According to the authors, previous research has shown that people who have one of the two most common variants of a gene (TAS2R38) that enhances bitter taste perception, are likely to avoid heart-healthy foods with bitter properties, such as broccoli and dark leafy greens. They sought to determine if that bitter-enhancing genetic variation would also influence other food choices. The diet habits of 407 people (average age of 51, 73% female) who have two or more heart disease risk factors and were participating in a cardiovascular risk-reduction study in rural Kentucky were analyzed.

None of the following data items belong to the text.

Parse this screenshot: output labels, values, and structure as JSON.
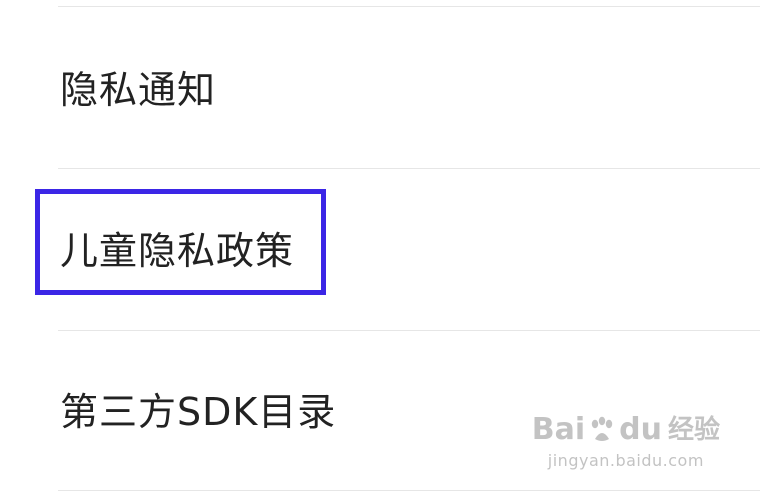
{
  "menu": {
    "items": [
      {
        "label": "隐私通知"
      },
      {
        "label": "儿童隐私政策"
      },
      {
        "label": "第三方SDK目录"
      }
    ]
  },
  "highlight": {
    "color": "#3b26e6"
  },
  "watermark": {
    "logo_left": "Bai",
    "logo_right": "du",
    "logo_cn": "经验",
    "site": "jingyan.baidu.com"
  }
}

When those with one or two of the TAS2R38 gene variants that enhances bitter taste perception was compared to those without this variant, they found people who taste bitterness more strongly were nearly twice (1.9 times) as likely to eat more than the minimum recommended daily limit of sodium. The American Heart Association recommends a minimum reduction of sodium to no more than 2,300 mg a day and an ideal limit of no more than 1,500 mg per day. It is a risk factor for developing high blood pressure that can lead to heart attacks and strokes by consuming too much sodium. This excessive sodium is from processed, pre-packed and restaurant foods.

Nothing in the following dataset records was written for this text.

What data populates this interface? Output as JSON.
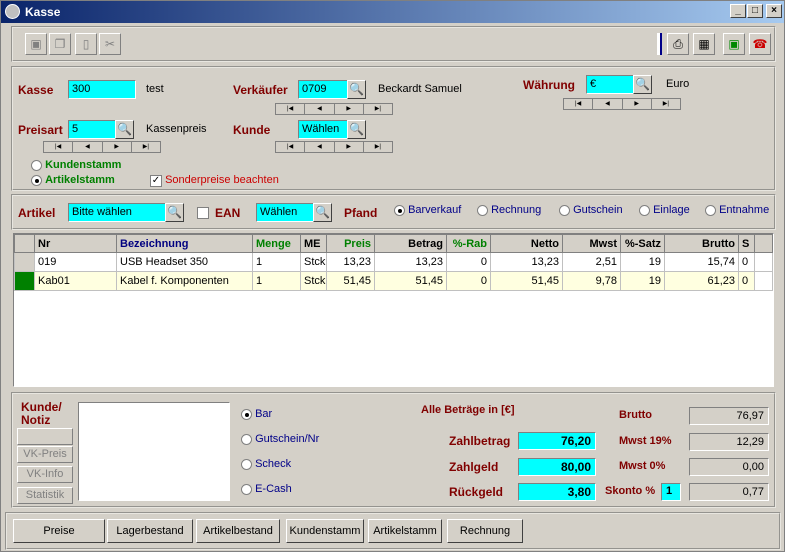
{
  "window": {
    "title": "Kasse",
    "minimize": "_",
    "maximize": "□",
    "close": "×"
  },
  "header": {
    "kasse_label": "Kasse",
    "kasse_value": "300",
    "kasse_name": "test",
    "verkaeufer_label": "Verkäufer",
    "verkaeufer_value": "0709",
    "verkaeufer_name": "Beckardt Samuel",
    "waehrung_label": "Währung",
    "waehrung_value": "€",
    "waehrung_name": "Euro",
    "preisart_label": "Preisart",
    "preisart_value": "5",
    "preisart_name": "Kassenpreis",
    "kunde_label": "Kunde",
    "kunde_value": "Wählen",
    "kundenstamm_label": "Kundenstamm",
    "artikelstamm_label": "Artikelstamm",
    "sonderpreise_label": "Sonderpreise beachten"
  },
  "article_bar": {
    "artikel_label": "Artikel",
    "artikel_value": "Bitte wählen",
    "ean_label": "EAN",
    "pfand_value": "Wählen",
    "pfand_label": "Pfand",
    "modes": [
      "Barverkauf",
      "Rechnung",
      "Gutschein",
      "Einlage",
      "Entnahme"
    ],
    "selected_mode": "Barverkauf"
  },
  "table": {
    "columns": [
      "Nr",
      "Bezeichnung",
      "Menge",
      "ME",
      "Preis",
      "Betrag",
      "%-Rab",
      "Netto",
      "Mwst",
      "%-Satz",
      "Brutto",
      "S"
    ],
    "rows": [
      [
        "019",
        "USB Headset 350",
        "1",
        "Stck",
        "13,23",
        "13,23",
        "0",
        "13,23",
        "2,51",
        "19",
        "15,74",
        "0"
      ],
      [
        "Kab01",
        "Kabel f. Komponenten",
        "1",
        "Stck",
        "51,45",
        "51,45",
        "0",
        "51,45",
        "9,78",
        "19",
        "61,23",
        "0"
      ]
    ]
  },
  "bottom": {
    "notiz_label_1": "Kunde/",
    "notiz_label_2": "Notiz",
    "side_buttons": [
      "",
      "VK-Preis",
      "VK-Info",
      "Statistik"
    ],
    "pay_methods": [
      "Bar",
      "Gutschein/Nr",
      "Scheck",
      "E-Cash"
    ],
    "selected_pay": "Bar",
    "all_amounts": "Alle Beträge in [€]",
    "zahlbetrag_label": "Zahlbetrag",
    "zahlbetrag": "76,20",
    "zahlgeld_label": "Zahlgeld",
    "zahlgeld": "80,00",
    "rueckgeld_label": "Rückgeld",
    "rueckgeld": "3,80",
    "brutto_label": "Brutto",
    "brutto": "76,97",
    "mwst19_label": "Mwst 19%",
    "mwst19": "12,29",
    "mwst0_label": "Mwst 0%",
    "mwst0": "0,00",
    "skonto_label": "Skonto %",
    "skonto_value": "1",
    "skonto": "0,77"
  },
  "footer_buttons": [
    "Preise",
    "Lagerbestand",
    "Artikelbestand",
    "Kundenstamm",
    "Artikelstamm",
    "Rechnung"
  ]
}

It was also found that the study participants who had the bitter-enhancing gene variants were no more likely to consume more of the recommended daily amounts of sugar saturated fats or alcohol, which can have a negative impact on heart health. This research does suggest that those who taste bitter more intensely may also taste salt more intensely and enjoy it more, which in turn increases their sodium intake. They may also use salt to mask the bitter taste of foods and again, consume more sodium.

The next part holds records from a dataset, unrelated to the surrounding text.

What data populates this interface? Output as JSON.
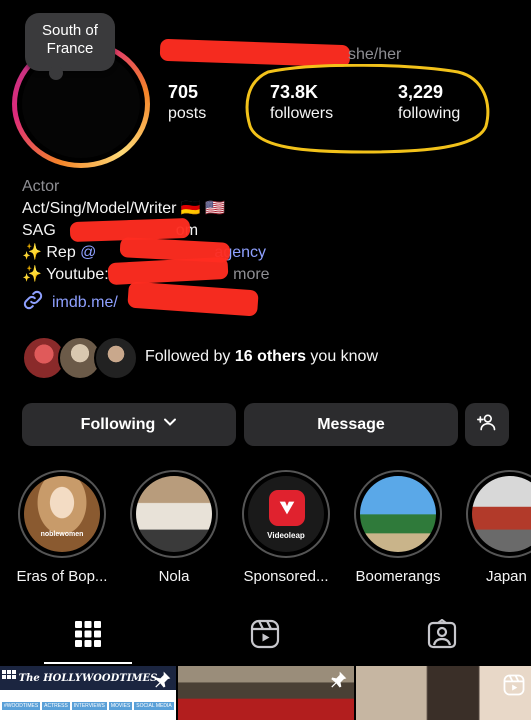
{
  "profile": {
    "note": "South of France",
    "pronouns": "she/her",
    "category": "Actor",
    "bio_lines": {
      "line1": "Act/Sing/Model/Writer 🇩🇪 🇺🇸",
      "line2_prefix": "SAG",
      "line2_suffix": "om",
      "line3_prefix": "✨ Rep ",
      "line3_at": "@",
      "line3_tail": "agency",
      "line4_prefix": "✨ Youtube: ",
      "line4_more": "more"
    },
    "link": "imdb.me/"
  },
  "stats": {
    "posts": {
      "value": "705",
      "label": "posts"
    },
    "followers": {
      "value": "73.8K",
      "label": "followers"
    },
    "following": {
      "value": "3,229",
      "label": "following"
    }
  },
  "mutuals": {
    "prefix": "Followed by ",
    "count": "16 others",
    "suffix": " you know"
  },
  "actions": {
    "following_label": "Following",
    "message_label": "Message"
  },
  "highlights": [
    {
      "label": "Eras of Bop...",
      "caption": "noblewomen"
    },
    {
      "label": "Nola"
    },
    {
      "label": "Sponsored...",
      "caption": "Videoleap"
    },
    {
      "label": "Boomerangs"
    },
    {
      "label": "Japan"
    }
  ],
  "grid": {
    "post1_title": "The HOLLYWOODTIMES",
    "post1_tags": [
      "#WOODTIMES",
      "ACTRESS",
      "INTERVIEWS",
      "MOVIES",
      "SOCIAL MEDIA"
    ]
  },
  "colors": {
    "accent_link": "#8ea0ff",
    "highlight_circle": "#f2c21a",
    "redaction": "#ff2d20",
    "button_bg": "#2c2c2e"
  }
}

Perhaps some day the information about genetic influences on taste perception might help people select heart-healthy foods they can enjoy rather than to try to fight against their inborn preferences. Identifying which gene variant a person has might help them to make better food choices through education that is personally tailored to them.
Other factors as age, weight, smoking status and the use of blood pressure medications was taken into consideration in the analysis. The study participants were mostly white, but the results are likely to be similar in other ethnic groups because more than 90% of the U.S. population has one of the two gene variants. The research will continue to work and will include an ethnically diverse group of participants.
The study was funded by the University of Kentucky Center for the Biologic Basis of Oral/Systemic Diseases, the Centers of Biomedical Research Excellence, the National Center for Research Resources and the National Institutes of Health Resources and Services Administration.